The use of power-assisted bicycles, widely referred to as "e-bikes," has risen exponentially since Transport Canada amended its regulations in 2001 to allow Canadians to have battery-powered motors on their bicycles.
John Stonier, spokesman for the Vancouver Electric Vehicle Association, said the popularity of the bicycles in British Columbia -- one of the first provinces to allow their use -- is skyrocketing, with an estimated 10,000 or more riders.
"And that's increasing very quickly," said Stonier, adding that current fuel prices, coupled with growing concerns over emissions and climate change, create a "perfect storm" to encourage e-biking.
While some provinces, such as B.C. and Quebec, were quick to allow the bikes on the roads, others have been slower to follow suit.

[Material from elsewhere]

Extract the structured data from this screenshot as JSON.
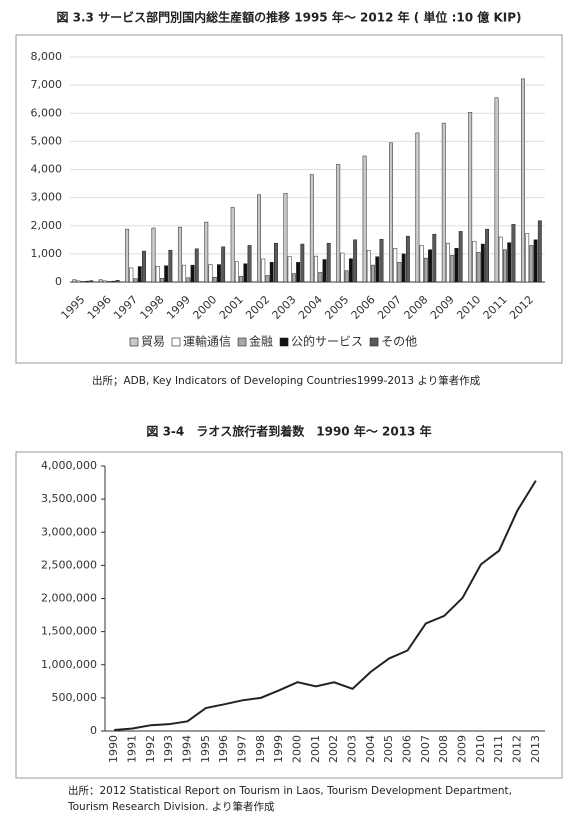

One of the laggers is Ontario, where e-bikes are currently legal for use -- provided they meet a set of standards -- during a pilot project ending in the fall of 2009.
A Toronto-based entrepreneur complained Friday that government rules are thwarting widespread use of e-bikes, and consequently, cutting into sales as well as people's options to use cleaner, more environmentally friendly forms of travel.
Larry Dawidowitz said people are wary of purchasing the bikes he has for sale, which range in cost from about $1,500 to $2,200, because they're worried the provincial government could ban the use of them after the pilot project expires.
He said further problems have arisen because while riders don't need insurance or licence plates, the bikes have confused police who mistake them for scooters, which are considered motorized vehicles.
Every time an e-bike rider has been charged for failing to have insurance or licence plates, the charges have been thrown out, he said.
"The ministry really has to realize that the scooter style is working, the open frame is not," Dawidowitz said.
He was joined at the Ontario legislature Friday by NDP consumer critic Andrea Horwath, who called on the government to allow electric cars and bikes on roads -- except highways -- immediately.
She said the pilot program should immediately be made a permanent commitment to give retailers and consumers certainty.
"What's preventing these from proliferating ... is that the marketing is hesitant because at the end of the day, who knows how the pilot project will end up?" Horwath said.
Brian Hazard, a retailer in Comox, B.C., said there were problems with police mistaking the e-bikes for motorized vehicles when they were first introduced.
But he said police eventually caught on, and he now hears few complaints from riders, who have been helped by manufacturers putting on plates identifying the vehicles as a power-assisted bicycle.
Juergen Weichert, president of the Electric Vehicle Association of Ottawa, said he supports the pilot program in Ontario and is confident it will progress to full approval for the bicycles.
The problem, said Weichert, lies in communication. Neither police nor the public have been properly informed about the bikes and don't always recognize them, he said.
"These are police who at 300 paces can tell the difference between a Camaro and a Mustang," Weichert said. "Why can't they tell the difference between a scooter and an electric bike? It's just one of interest and communication.
"That is why you've got people getting tickets."
Under Transport Canada's regulations, e-bikes must not go faster than 32 kilometres per hour or have a motor that exceeds a total output of 500 watts, and must be equipped with handlebars and pedals. They are legal in eight Canadian provinces.